CIOs have apparently not been getting the message, according to a new report from Carbon Black. Among the more shocking of the report's findings are that 28 percent of CIOs are ‘not concerned' about breaches.
The report, which surveyed 200 CIOs in a range of companies with more than 1000 employees, was commissioned by Carbon Black, formerly known by the clunkier moniker of Bit 9 + Carbon Black.
“The situation is not good,” said Ben Johnson, former computer scientist at the NSA and co-founder of Carbon Black, as he presented the report's findings to the press.
The industry cliche that "there are those who've been breached and those who don't know they've been breached," has clearly not settled with the UK's CIOs. Nor, it appears, have they taken notice of the stats.
The numbers vary on how long it takes to detect a breach. Research from Trustwave released last year said that it takes, on average, 188 days to discover a breach. FireEye reported in in 2013 that the average time was 229 days. Research from the Ponemon institute put that number at 258 days and then another 100 days at least to fully remediate the threat.
Nobody told the UK's CIOs apparently. Twenty-six percent believed that they would be able to uncover a breach in less than two weeks, while 33 percent believed they could uncover a breach in less than three months. Only a handful, 14 percent, believed that it would take up to six months to discover a breach.
Still, over half believed that were a breach to happen to them, they would discover what systems and data had been affected in less that 24 hours.
The problem may lie, according to Johnson, in the fact that most companies continue to be reactive, as opposed to proactive when tackling cyber threats. He said, “Most companies do not try to figure out how the problem started. So that door that the bad guys walked through? It's still open.”
Nearly all of those surveyed use firewalls and anti-virus software and 62 percent use encryption. But fewer than half used advanced endpoint protection, leaving many in the dark about who or what is aimed at their organisation.
In some cases, these companies may feel they've done enough, said Johnson. Often, companies will write a big cheque, get a massive security system and sit behind those walls with a false sense that they're strong enough to keep anything out. They don't stop to think about who is digging under those walls.
Johnson told SCMagazineUK.com, “It is likely that some of those who aren't concerned simply think they are not yet a target, and what is more likely is that they feel like they have adequate protection in place, something that is woefully untrue. We know that everyone is a target and pretty much no organisation has the cyber resiliency to achieve anywhere near 100 percent effective defence.”

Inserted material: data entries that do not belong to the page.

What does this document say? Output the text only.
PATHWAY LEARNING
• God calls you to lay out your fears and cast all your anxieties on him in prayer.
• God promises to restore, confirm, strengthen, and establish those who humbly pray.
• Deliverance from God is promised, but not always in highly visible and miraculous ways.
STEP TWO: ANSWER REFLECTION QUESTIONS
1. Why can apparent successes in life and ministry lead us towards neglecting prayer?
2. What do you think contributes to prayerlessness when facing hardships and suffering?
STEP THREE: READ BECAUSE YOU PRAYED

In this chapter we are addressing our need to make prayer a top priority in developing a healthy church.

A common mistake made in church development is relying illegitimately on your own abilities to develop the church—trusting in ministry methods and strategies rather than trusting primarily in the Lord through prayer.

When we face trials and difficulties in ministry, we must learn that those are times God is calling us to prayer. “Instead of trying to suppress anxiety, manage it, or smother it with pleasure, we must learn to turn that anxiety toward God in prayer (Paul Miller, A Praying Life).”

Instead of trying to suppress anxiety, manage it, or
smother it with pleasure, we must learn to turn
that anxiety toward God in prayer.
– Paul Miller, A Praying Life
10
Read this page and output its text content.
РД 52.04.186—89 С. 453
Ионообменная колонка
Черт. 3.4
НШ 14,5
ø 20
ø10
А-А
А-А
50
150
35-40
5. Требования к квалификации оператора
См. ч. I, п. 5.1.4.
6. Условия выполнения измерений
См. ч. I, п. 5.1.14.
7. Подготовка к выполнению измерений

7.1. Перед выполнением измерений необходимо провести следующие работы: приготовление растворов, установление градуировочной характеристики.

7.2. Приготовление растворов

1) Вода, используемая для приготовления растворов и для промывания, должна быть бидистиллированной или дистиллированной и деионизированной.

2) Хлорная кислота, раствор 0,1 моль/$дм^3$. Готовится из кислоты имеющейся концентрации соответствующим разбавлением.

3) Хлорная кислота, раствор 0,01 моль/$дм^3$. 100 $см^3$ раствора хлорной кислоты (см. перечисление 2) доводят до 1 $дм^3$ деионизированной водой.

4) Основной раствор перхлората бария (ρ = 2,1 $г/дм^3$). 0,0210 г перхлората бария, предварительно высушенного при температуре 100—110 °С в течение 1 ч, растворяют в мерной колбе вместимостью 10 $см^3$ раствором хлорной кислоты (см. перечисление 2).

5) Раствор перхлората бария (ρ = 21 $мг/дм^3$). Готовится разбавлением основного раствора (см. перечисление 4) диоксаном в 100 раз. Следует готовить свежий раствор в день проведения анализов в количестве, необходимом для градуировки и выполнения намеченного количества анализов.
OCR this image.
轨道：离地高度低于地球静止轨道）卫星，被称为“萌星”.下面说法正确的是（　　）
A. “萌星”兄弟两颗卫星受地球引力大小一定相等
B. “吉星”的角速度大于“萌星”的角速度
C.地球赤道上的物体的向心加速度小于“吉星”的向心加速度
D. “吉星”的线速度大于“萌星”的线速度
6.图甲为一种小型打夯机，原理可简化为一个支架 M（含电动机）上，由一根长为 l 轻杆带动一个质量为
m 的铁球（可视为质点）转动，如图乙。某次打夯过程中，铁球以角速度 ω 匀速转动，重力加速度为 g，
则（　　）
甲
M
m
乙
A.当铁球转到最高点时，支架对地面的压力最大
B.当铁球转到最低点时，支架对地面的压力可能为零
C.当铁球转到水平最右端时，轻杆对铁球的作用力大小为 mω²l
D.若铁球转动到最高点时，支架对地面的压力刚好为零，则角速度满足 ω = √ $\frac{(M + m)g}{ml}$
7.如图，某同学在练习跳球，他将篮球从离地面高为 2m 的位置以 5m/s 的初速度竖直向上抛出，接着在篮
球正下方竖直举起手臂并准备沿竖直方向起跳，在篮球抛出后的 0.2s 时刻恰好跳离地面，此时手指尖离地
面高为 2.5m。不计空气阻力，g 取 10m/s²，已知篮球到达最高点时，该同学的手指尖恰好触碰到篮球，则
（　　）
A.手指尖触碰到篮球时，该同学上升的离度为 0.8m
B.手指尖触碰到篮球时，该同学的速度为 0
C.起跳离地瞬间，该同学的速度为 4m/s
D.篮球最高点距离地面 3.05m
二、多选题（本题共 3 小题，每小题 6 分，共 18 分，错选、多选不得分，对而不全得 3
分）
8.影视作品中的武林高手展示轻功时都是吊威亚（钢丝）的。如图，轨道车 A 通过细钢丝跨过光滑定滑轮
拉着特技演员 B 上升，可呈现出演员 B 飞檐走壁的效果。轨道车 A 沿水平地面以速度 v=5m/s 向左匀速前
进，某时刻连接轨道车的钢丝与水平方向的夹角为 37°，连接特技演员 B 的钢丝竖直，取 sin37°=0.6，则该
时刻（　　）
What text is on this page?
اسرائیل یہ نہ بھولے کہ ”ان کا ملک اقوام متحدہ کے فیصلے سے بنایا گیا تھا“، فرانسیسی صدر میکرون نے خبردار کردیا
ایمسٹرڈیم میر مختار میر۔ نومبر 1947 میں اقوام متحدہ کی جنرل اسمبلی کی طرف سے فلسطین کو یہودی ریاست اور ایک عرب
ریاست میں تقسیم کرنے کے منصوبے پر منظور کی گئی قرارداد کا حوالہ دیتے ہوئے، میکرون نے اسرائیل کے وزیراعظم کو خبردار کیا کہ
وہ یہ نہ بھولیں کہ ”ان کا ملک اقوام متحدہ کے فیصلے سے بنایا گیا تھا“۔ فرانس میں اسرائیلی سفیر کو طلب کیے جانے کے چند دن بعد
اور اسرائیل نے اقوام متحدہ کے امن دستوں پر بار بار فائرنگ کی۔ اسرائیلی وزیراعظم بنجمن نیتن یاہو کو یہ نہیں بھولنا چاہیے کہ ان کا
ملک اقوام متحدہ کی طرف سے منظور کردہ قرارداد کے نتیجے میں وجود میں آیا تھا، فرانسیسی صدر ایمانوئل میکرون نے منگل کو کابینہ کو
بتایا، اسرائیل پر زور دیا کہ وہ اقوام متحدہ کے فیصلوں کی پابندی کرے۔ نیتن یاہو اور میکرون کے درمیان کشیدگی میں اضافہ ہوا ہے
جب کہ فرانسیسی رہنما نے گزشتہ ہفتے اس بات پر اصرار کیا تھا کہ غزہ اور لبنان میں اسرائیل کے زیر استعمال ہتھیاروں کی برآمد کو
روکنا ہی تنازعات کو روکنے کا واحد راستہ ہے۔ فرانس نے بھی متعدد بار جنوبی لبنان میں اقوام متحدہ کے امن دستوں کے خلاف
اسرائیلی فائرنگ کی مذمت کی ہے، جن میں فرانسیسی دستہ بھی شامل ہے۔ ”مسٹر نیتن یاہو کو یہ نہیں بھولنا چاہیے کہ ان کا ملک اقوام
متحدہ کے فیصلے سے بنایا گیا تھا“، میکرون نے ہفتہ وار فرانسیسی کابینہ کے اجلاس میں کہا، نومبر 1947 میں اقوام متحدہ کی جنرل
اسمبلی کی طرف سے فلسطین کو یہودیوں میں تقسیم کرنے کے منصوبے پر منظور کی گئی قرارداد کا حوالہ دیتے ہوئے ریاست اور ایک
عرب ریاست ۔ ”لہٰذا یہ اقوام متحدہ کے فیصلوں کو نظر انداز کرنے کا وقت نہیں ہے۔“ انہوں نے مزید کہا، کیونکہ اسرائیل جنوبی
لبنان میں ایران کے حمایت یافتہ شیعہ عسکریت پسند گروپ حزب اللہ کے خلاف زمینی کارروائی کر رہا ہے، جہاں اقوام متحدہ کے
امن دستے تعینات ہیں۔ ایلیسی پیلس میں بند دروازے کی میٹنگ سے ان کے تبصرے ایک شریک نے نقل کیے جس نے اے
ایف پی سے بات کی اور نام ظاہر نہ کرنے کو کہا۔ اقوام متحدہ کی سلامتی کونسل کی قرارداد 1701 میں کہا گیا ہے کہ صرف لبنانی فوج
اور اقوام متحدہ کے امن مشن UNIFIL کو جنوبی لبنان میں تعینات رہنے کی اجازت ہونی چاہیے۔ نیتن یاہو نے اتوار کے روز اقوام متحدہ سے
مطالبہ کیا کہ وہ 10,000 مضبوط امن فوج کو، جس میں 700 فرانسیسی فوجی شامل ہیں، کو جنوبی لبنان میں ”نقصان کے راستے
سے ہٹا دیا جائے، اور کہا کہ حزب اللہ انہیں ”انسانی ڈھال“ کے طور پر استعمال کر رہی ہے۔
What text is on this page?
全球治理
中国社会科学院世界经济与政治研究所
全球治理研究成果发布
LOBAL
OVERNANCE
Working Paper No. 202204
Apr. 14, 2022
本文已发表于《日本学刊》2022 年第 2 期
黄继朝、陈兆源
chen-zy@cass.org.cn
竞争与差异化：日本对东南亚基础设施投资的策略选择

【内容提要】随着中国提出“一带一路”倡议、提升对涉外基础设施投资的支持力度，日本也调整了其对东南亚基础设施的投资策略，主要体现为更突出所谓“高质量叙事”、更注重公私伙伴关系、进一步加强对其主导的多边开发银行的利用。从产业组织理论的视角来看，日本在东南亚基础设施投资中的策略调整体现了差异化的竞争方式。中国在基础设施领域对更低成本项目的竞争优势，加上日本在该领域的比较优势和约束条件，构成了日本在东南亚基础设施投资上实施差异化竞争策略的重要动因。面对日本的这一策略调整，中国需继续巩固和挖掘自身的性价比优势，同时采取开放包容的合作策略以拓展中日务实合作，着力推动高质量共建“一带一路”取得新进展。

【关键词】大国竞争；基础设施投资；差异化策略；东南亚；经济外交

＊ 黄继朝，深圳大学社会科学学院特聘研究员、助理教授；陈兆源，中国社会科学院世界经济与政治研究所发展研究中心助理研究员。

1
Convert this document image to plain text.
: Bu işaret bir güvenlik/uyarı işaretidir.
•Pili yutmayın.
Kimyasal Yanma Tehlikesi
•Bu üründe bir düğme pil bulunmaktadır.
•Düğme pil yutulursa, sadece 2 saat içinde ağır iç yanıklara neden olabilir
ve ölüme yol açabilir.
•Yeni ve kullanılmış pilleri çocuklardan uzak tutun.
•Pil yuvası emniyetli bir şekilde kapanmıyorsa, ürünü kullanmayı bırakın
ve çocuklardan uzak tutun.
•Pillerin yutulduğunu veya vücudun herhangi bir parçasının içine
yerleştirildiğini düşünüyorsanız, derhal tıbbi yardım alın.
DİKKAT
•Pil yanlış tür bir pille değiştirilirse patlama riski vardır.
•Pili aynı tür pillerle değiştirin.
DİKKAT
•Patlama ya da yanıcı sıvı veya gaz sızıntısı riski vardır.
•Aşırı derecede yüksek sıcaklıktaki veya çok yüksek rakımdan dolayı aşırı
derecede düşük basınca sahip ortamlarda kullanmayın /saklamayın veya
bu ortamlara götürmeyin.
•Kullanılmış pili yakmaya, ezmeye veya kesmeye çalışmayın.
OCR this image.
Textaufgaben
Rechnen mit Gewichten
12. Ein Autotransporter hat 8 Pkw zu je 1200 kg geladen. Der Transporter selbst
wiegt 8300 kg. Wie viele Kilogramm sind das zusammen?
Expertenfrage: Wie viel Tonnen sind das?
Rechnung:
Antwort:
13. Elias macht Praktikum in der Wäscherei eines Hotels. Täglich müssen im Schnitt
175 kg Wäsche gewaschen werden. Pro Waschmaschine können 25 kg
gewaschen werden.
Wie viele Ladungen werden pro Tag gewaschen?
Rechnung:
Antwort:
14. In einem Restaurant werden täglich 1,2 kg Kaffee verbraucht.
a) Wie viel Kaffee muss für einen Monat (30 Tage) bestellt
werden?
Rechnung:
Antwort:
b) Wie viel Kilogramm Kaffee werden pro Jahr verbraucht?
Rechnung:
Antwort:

With the constantly morphing nature of threats and a massively broadening attack surface for assailants, this is no longer enough.
Johnson told SC that there are two things keeping CIOs from being proactive. First, proactivity “requires changing their posture, their processes and most likely their budget”.
Second is that CIOs and CISOs often don't understand how to be proactive about IT security. “It's a case of, ‘Oh, you've always had a firewall and a SIEM and a team that just looks at whatever issues service, so why change it?' It's the status quo combined with not enough progressive leadership that works against more effective cyber-defence change.”
Norman Shaw, CEO and founder of ExactTrak, told SC, “For any CIO not to be concerned about data breaches is just plain negligent. They are putting their heads in the sand and nothing good ever comes of that.”
This kind of negligence will soon be addressed as a matter of law, too, added Shaw: “They have a legal responsibility to fully protect data and neither AV nor firewalls are data protection. Customers also have a right to expect that their information is protected at all points and at all times.
"Under the new EU GDPR legislation, if the CIO is a main board director they can be personally fined. And if data protection is in their objectives or job description then they need to be dismissed. Ignoring potential threats is negligent and needs a P45 to sharpen their minds.”